Comunque questo è un impegno che l'accordo nazionale demanda genericamente al livello aziendale senza porre paletti precisi ma limitandosi a dire solo che dopo, chissà, semmai, le parti definiranno delle linee guida.
Sulla qualità delle relazioni sindacali: Qui non ci si risparmia in reciproci complimenti sul come già ora siano belle ed armoniose le relazioni sindacali in categoria, ma si dice che si vuole far di più.
Si dice che bisogna garantire un rispetto delle regole e dei comportamenti, che bisogna dare maggiore tempestività alla soluzione dei problemi che via via il mercato e la crisi propongono, che bisogna garantire maggiore coerenza tra le parti ......... Tutto molto generico, non trovate ? e comunque ... come ???
Semplice .... le parti convocheranno successivamente alla firma dell'accordo una commissione nazionale con lo scopo di redigere un vademecum comportamentale a cui le parti dovranno sottostare.
Questi punti non sono cosa da poco. Questi punti parlano di flessibilità, condizioni della prestazione, orari, cumulo di mansioni, condizioni a cui attenersi nella trattativa locale, processi di raffreddamento dei conflitti, limiti nella dichiarazione di fermate per sciopero ecc, ma tutto questo non viene regolato sull'accordo che i lavoratori (dicono) dovranno approvare o meno entro qualche settimana ma viene semplicemente spulciato e rimandato a successivi incontri tra le parti che, chiuse in qualche stanza, decideranno lontano dai lavoratori, dalle Rsu e dalle assemblee.

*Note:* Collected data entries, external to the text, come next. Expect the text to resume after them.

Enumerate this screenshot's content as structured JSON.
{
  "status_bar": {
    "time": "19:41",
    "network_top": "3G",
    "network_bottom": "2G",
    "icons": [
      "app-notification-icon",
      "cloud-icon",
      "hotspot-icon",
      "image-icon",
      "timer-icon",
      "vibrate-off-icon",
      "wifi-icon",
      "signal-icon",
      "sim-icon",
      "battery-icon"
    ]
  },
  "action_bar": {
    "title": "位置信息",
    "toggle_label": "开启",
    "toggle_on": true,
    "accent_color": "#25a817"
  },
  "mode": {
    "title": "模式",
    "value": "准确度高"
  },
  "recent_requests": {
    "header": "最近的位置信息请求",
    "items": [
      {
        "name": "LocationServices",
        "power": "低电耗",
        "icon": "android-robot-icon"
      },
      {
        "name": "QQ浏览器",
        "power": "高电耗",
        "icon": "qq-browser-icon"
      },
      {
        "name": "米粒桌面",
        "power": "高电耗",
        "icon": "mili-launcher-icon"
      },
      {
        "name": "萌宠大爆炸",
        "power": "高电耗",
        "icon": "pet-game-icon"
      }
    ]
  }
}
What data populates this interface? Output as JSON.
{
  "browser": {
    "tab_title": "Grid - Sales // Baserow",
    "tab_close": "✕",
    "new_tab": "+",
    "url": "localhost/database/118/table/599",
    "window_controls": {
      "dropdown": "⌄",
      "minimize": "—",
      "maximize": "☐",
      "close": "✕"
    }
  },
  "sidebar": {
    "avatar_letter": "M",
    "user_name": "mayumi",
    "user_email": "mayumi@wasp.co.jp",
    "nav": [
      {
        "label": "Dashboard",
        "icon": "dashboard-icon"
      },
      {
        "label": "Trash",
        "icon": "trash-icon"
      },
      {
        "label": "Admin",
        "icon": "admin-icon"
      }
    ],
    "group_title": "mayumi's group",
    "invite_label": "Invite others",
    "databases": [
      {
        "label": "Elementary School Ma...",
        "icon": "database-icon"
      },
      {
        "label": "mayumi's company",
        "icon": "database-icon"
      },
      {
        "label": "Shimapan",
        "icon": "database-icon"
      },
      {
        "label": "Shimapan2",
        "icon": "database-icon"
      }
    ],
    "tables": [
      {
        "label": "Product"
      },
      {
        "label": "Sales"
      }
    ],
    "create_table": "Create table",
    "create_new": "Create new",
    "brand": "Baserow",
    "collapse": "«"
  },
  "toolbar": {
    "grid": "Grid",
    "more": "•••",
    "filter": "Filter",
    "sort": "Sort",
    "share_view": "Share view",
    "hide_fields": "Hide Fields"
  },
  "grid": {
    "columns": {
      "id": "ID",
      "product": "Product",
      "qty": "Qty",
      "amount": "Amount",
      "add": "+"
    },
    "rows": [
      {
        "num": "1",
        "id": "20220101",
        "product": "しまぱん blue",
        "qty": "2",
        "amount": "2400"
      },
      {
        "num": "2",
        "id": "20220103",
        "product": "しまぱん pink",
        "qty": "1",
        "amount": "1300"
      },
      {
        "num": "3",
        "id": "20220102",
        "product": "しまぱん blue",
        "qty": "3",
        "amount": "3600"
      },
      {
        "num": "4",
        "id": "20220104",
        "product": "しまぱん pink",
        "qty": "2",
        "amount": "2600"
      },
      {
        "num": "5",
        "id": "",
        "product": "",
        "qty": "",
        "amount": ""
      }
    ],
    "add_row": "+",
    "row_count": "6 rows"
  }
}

L'ipotesi di accordo che viene sottoposta ora ai lavoratori richiama questi punti in maniera volutamente generica, quasi a banalizzarne la portata reale, ma le cui premesse fanno ben capire che si trasformeranno in un peggioramento delle condizioni della prestazione ed in una riduzione delle capacità negoziali in materia.
Ma oltre a questi punti, trattati volutamente in maniera generica ed aleatoria, appesantiti già da una premessa che ne smaschera le conclusioni, su altre cose l'ipotesi di accordo comincia ad essere più precisa.
Flessibilità organizzativa: Ossia, modifica del punto 4, articolo 25 del precedente CCNL. Nel nuovo articolo si dice esplicitamente che a fronte di esigenze dell'impresa a recuperare competitività si possa procedere a livello aziendale a concordare deroghe su quanto previsto dal Contratto nazionale, tranne che in materia di minimi tabellari.
Cioè le imprese potranno concordare di aumentare gli orari di lavoro, di modificare la prestazione lavorativa (ad esempio cumulando le mansioni) di cambiare l'organizzazione del lavoro esistente anche quando ciò entra in conflitto con i paletti posti dal CCNL.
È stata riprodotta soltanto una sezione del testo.